Nel corso della narrazione, spicca la protagonista femminile Lily Gladstone, nativa americana, per la cui mirabile interpretazione è possibile pronosticare un Oscar nel 2024; suo è il ruolo della moglie scelta dal protagonista DiCaprio per uno scopo tutto fuorché romantico.

Partendo dal libro, il cui titolo italiano è Gli assassini della terra rossa, la pellicola di Scorsese ci conduce all’interno di una storia ignota al pubblico europeo ma molto attuale: l’azione violenta e la repressione dei diritti di una popolazione per impadronirsi delle sue risorse, in questo caso del petrolio.

All’interno del film vediamo comparire molte figure storiche dell’epoca, a partire dall’agente FBI della neonata agenzia fondata da J.Edgar Hoover.

La trama si sviluppa in modo diverso rispetto al libro da cui è tratta, per una precisa scelta registica di Scorsese, il quale porta sul grande schermo  una di quelle storie epiche che ci ricordano molto il nostro Sergio Leone, con scene in campo aperto, attente ricostruzioni storiche ed un velato tocco di malinconia.

Incroci  della pellicola in bianco e nero scelti per raccontarci come l’improvvisa ricchezza porta gli indiani (termine non esatto, visto che dovremmo parlare di nativi americani) dell’Osage Nation, a spendere in gioielli e lussuose auto la loro fortuna e ad essere sfruttati in realtà da avidi bianchi che lavorando all’interno delle loro concessioni lentamente cercano di impadronirsi della loro terra ricca di petrolio, attraverso matrimoni o direttamente assoldando degli assassini.

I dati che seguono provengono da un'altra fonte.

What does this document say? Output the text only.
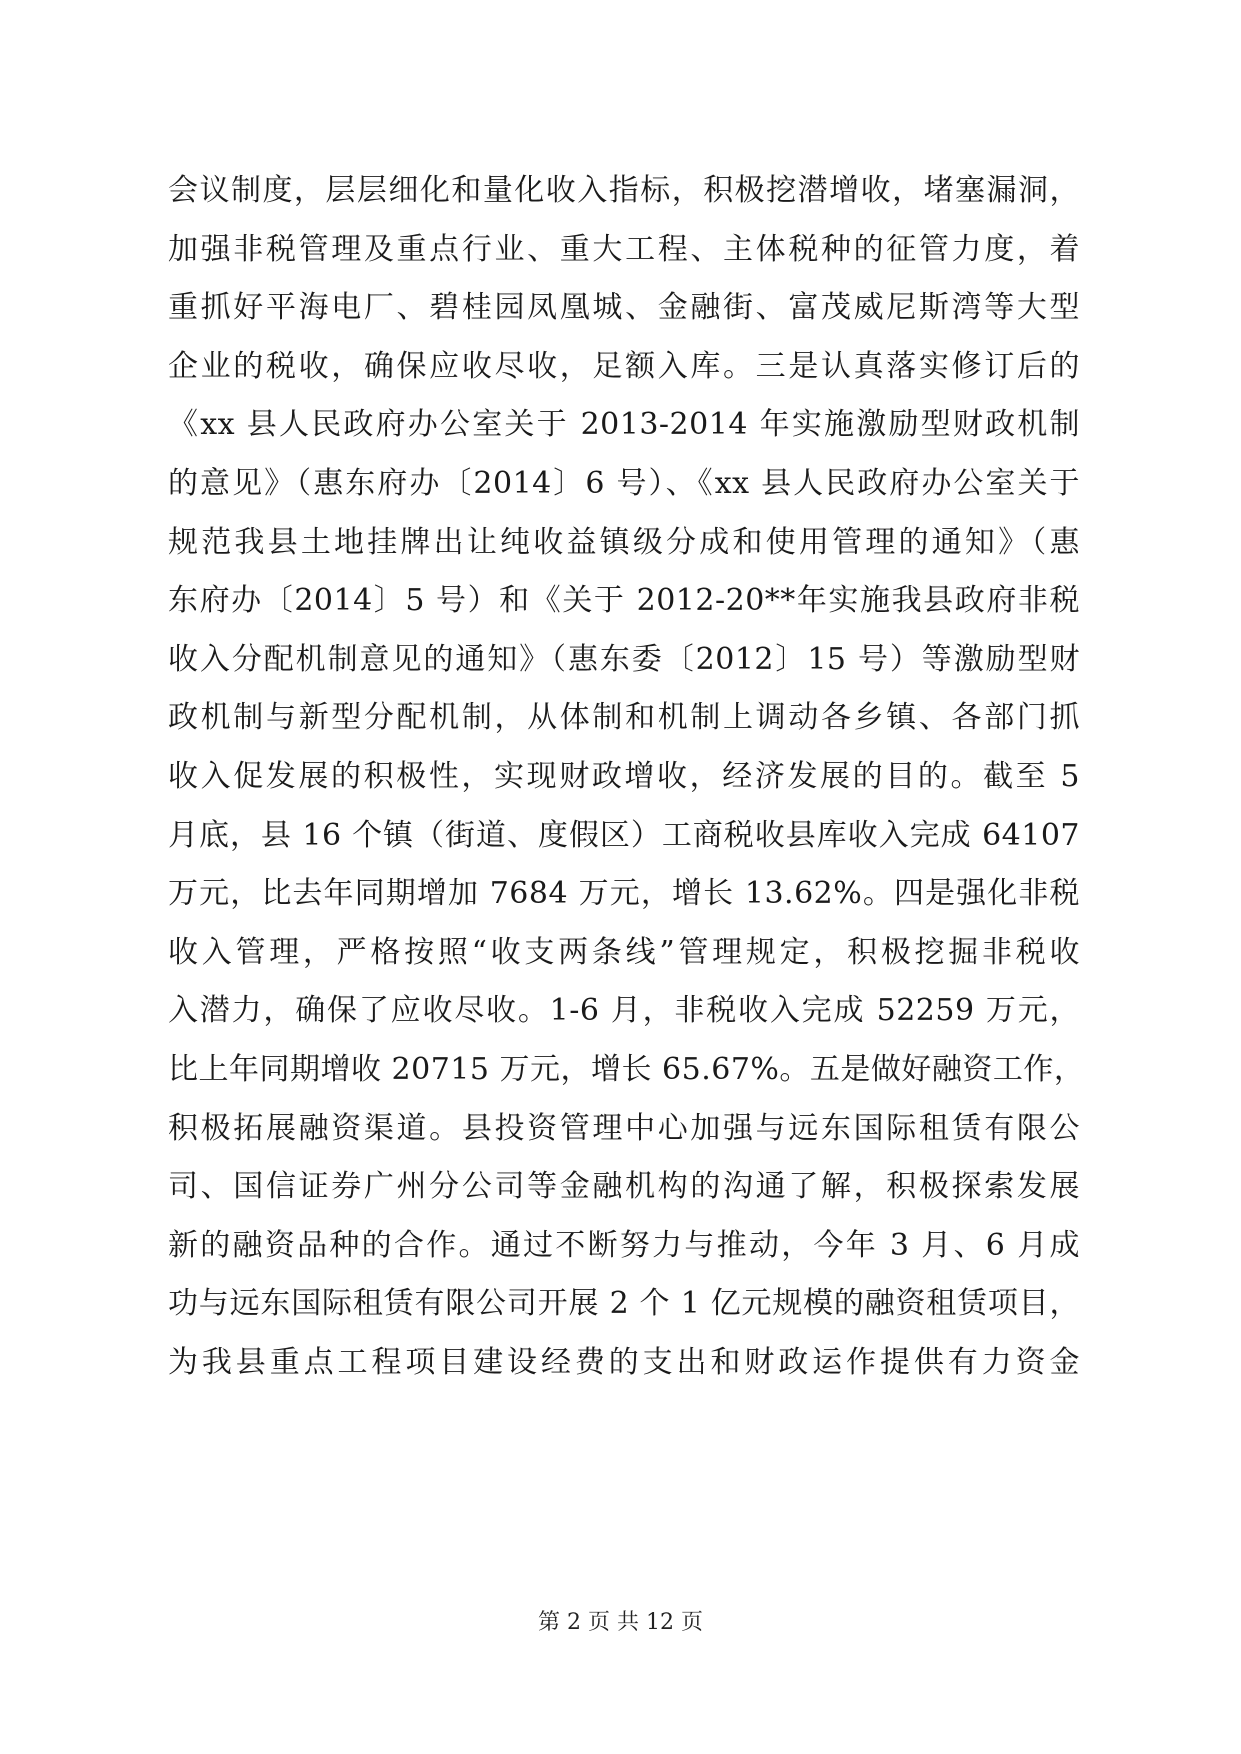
会议制度，层层细化和量化收入指标，积极挖潜增收，堵塞漏洞，
加强非税管理及重点行业、重大工程、主体税种的征管力度，着
重抓好平海电厂、碧桂园凤凰城、金融街、富茂威尼斯湾等大型
企业的税收，确保应收尽收，足额入库。三是认真落实修订后的
《xx 县人民政府办公室关于 2013-2014 年实施激励型财政机制
的意见》（惠东府办〔2014〕6 号）、《xx 县人民政府办公室关于
规范我县土地挂牌出让纯收益镇级分成和使用管理的通知》（惠
东府办〔2014〕5 号）和《关于 2012-20**年实施我县政府非税
收入分配机制意见的通知》（惠东委〔2012〕15 号）等激励型财
政机制与新型分配机制，从体制和机制上调动各乡镇、各部门抓
收入促发展的积极性，实现财政增收，经济发展的目的。截至 5
月底，县 16 个镇（街道、度假区）工商税收县库收入完成 64107
万元，比去年同期增加 7684 万元，增长 13.62%。四是强化非税
收入管理，严格按照“收支两条线”管理规定，积极挖掘非税收
入潜力，确保了应收尽收。1-6 月，非税收入完成 52259 万元，
比上年同期增收 20715 万元，增长 65.67%。五是做好融资工作，
积极拓展融资渠道。县投资管理中心加强与远东国际租赁有限公
司、国信证券广州分公司等金融机构的沟通了解，积极探索发展
新的融资品种的合作。通过不断努力与推动，今年 3 月、6 月成
功与远东国际租赁有限公司开展 2 个 1 亿元规模的融资租赁项目，
为我县重点工程项目建设经费的支出和财政运作提供有力资金
第 2 页 共 12 页
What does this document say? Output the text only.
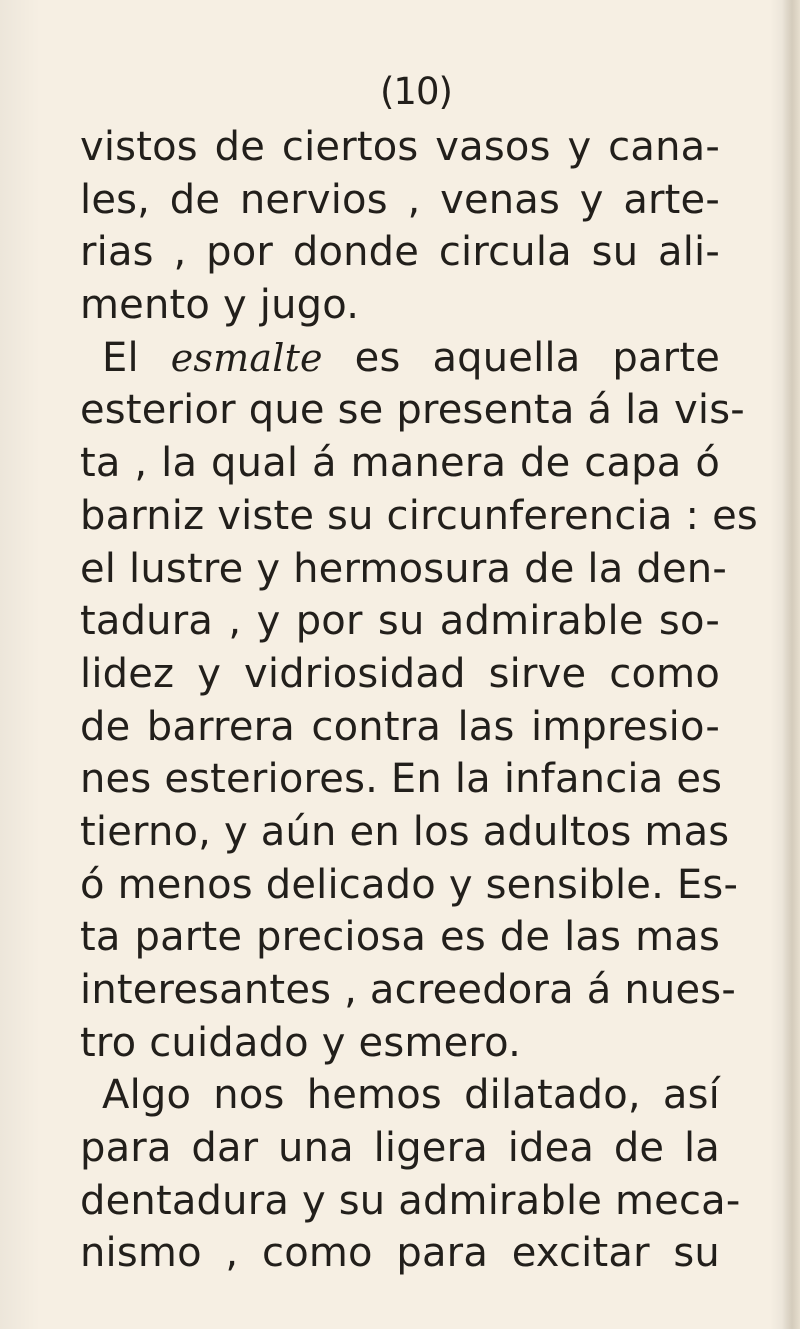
(10)
vistos de ciertos vasos y cana-
les, de nervios , venas y arte-
rias , por donde circula su ali-
mento y jugo.
El esmalte es aquella parte
esterior que se presenta á la vis-
ta , la qual á manera de capa ó
barniz viste su circunferencia : es
el lustre y hermosura de la den-
tadura , y por su admirable so-
lidez y vidriosidad sirve como
de barrera contra las impresio-
nes esteriores. En la infancia es
tierno, y aún en los adultos mas
ó menos delicado y sensible. Es-
ta parte preciosa es de las mas
interesantes , acreedora á nues-
tro cuidado y esmero.
Algo nos hemos dilatado, así
para dar una ligera idea de la
dentadura y su admirable meca-
nismo , como para excitar su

Leonardo DiCaprio e Lily Gladstone

La pellicola di Scorsese è una lenta ed implacabile storia sullo sfruttamento da parte degli uomini bianchi che spogliano lentamente la nazione Osage della sua ricchezza e di tutte quelle quelle che gli avidi venditori gli hanno fornito; l’ennesimo capitolo di una storia criminale degli Stati Uniti, definita dallo stesso Ministero di Giustizia dell’epoca come una delle peggiori pagine della storia della nazione.

Scorsese, questa volta, non ci regala eroi o cattivi; la sua è una fredda e spietata analisi degli eventi realmente accaduti, pervasa da un tocco di malinconia, con lo sguardo sempre rivolto a quegli uomini che si comportano come lupi feroci, a partire dalle loro smorfie facciali.

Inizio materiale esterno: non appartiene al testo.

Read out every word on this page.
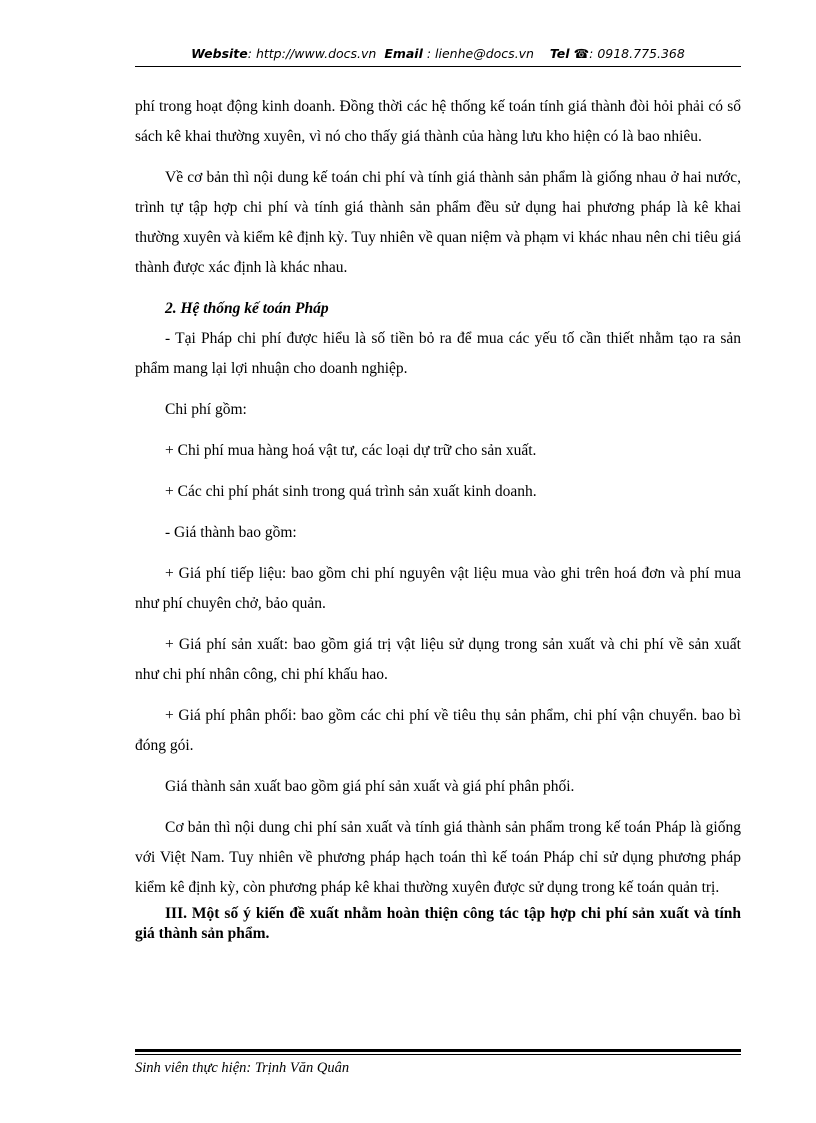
Website: http://www.docs.vn Email : lienhe@docs.vn Tel ☎: 0918.775.368

phí trong hoạt động kinh doanh. Đồng thời các hệ thống kế toán tính giá thành đòi hỏi phải có sổ sách kê khai thường xuyên, vì nó cho thấy giá thành của hàng lưu kho hiện có là bao nhiêu.

Về cơ bản thì nội dung kế toán chi phí và tính giá thành sản phẩm là giống nhau ở hai nước, trình tự tập hợp chi phí và tính giá thành sản phẩm đều sử dụng hai phương pháp là kê khai thường xuyên và kiểm kê định kỳ. Tuy nhiên về quan niệm và phạm vi khác nhau nên chi tiêu giá thành được xác định là khác nhau.

2. Hệ thống kế toán Pháp

- Tại Pháp chi phí được hiểu là số tiền bỏ ra để mua các yếu tố cần thiết nhằm tạo ra sản phẩm mang lại lợi nhuận cho doanh nghiệp.

Chi phí gồm:

+ Chi phí mua hàng hoá vật tư, các loại dự trữ cho sản xuất.

+ Các chi phí phát sinh trong quá trình sản xuất kinh doanh.

- Giá thành bao gồm:

+ Giá phí tiếp liệu: bao gồm chi phí nguyên vật liệu mua vào ghi trên hoá đơn và phí mua như phí chuyên chở, bảo quản.

+ Giá phí sản xuất: bao gồm giá trị vật liệu sử dụng trong sản xuất và chi phí về sản xuất như chi phí nhân công, chi phí khấu hao.

+ Giá phí phân phối: bao gồm các chi phí về tiêu thụ sản phẩm, chi phí vận chuyển. bao bì đóng gói.

Giá thành sản xuất bao gồm giá phí sản xuất và giá phí phân phối.

Cơ bản thì nội dung chi phí sản xuất và tính giá thành sản phẩm trong kế toán Pháp là giống với Việt Nam. Tuy nhiên về phương pháp hạch toán thì kế toán Pháp chỉ sử dụng phương pháp kiểm kê định kỳ, còn phương pháp kê khai thường xuyên được sử dụng trong kế toán quản trị.

III. Một số ý kiến đề xuất nhằm hoàn thiện công tác tập hợp chi phí sản xuất và tính giá thành sản phẩm.

Sinh viên thực hiện: Trịnh Văn Quân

La tribù Osage subisce, nella sua perdita di innocenza, tutta la corruzione del denaro, dell’alcool e di tutto ciò che di negativo l’uomo bianco è riuscito a portare con sé, in nome della ricerca del profitto.

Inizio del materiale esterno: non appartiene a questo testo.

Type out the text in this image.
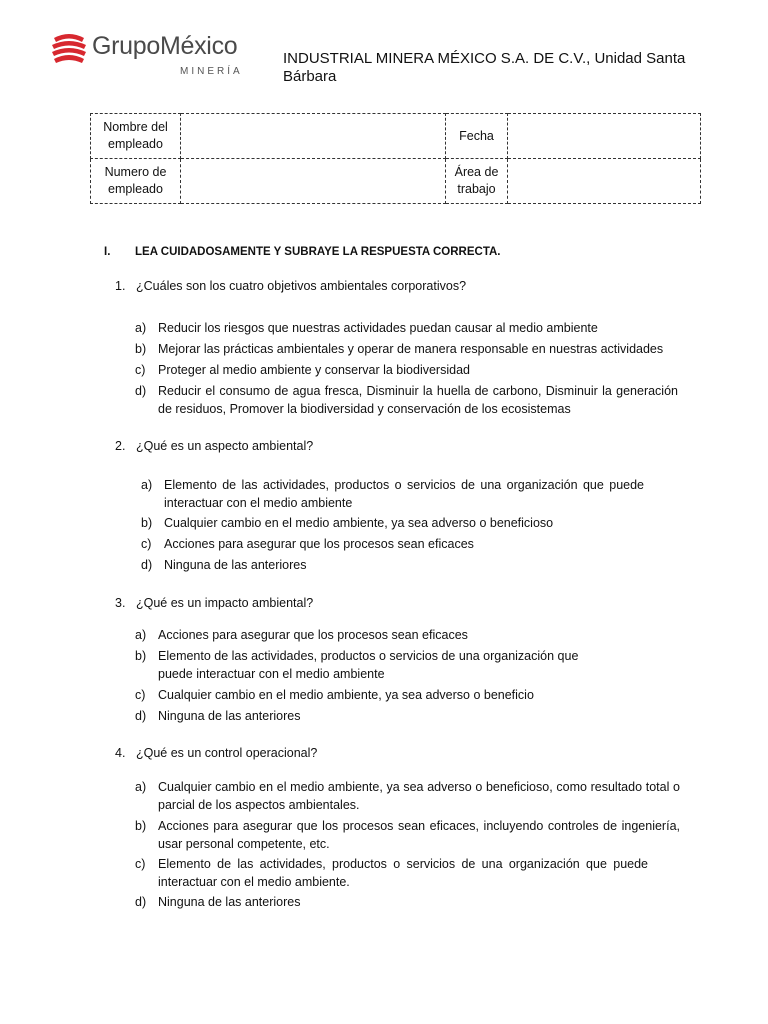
GrupoMéxico
MINERÍA
INDUSTRIAL MINERA MÉXICO S.A. DE C.V., Unidad Santa Bárbara
Nombre del empleado		Fecha	
Numero de empleado		Área de trabajo	
I. LEA CUIDADOSAMENTE Y SUBRAYE LA RESPUESTA CORRECTA.
1. ¿Cuáles son los cuatro objetivos ambientales corporativos?
a) Reducir los riesgos que nuestras actividades puedan causar al medio ambiente
b) Mejorar las prácticas ambientales y operar de manera responsable en nuestras actividades
c) Proteger al medio ambiente y conservar la biodiversidad
d) Reducir el consumo de agua fresca, Disminuir la huella de carbono, Disminuir la generación de residuos, Promover la biodiversidad y conservación de los ecosistemas
2. ¿Qué es un aspecto ambiental?
a) Elemento de las actividades, productos o servicios de una organización que puede interactuar con el medio ambiente
b) Cualquier cambio en el medio ambiente, ya sea adverso o beneficioso
c) Acciones para asegurar que los procesos sean eficaces
d) Ninguna de las anteriores
3. ¿Qué es un impacto ambiental?
a) Acciones para asegurar que los procesos sean eficaces
b) Elemento de las actividades, productos o servicios de una organización que puede interactuar con el medio ambiente
c) Cualquier cambio en el medio ambiente, ya sea adverso o beneficio
d) Ninguna de las anteriores
4. ¿Qué es un control operacional?
a) Cualquier cambio en el medio ambiente, ya sea adverso o beneficioso, como resultado total o parcial de los aspectos ambientales.
b) Acciones para asegurar que los procesos sean eficaces, incluyendo controles de ingeniería, usar personal competente, etc.
c) Elemento de las actividades, productos o servicios de una organización que puede interactuar con el medio ambiente.
d) Ninguna de las anteriores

Un film che resterà di certo in una delle grandi pagine di storia del cinema, restituendo al pubblico di oggi una storia all’apparenza lontana ma in realtà sempre presente nell’evoluzione del genere umano, quella di un popolo prevaricato al punto da portarlo quasi sull’orlo del genocidio, pur di impadronirsi delle sue preziose risorse.

Tutto è perfetto nell’epopea di Scorsese, anche la giusta durata temporale di impegno per lo spettatore; siamo di fronte ad una pellicola di cui il sommo maestro Sergio Leone avrebbe sicuramente apprezzato i toni crepuscolari e, last but not least, un finale inaspettato con il quale il regista si consegna al cinema, al suo pubblico ed all’immortalità che la settima arte regala ai grandi.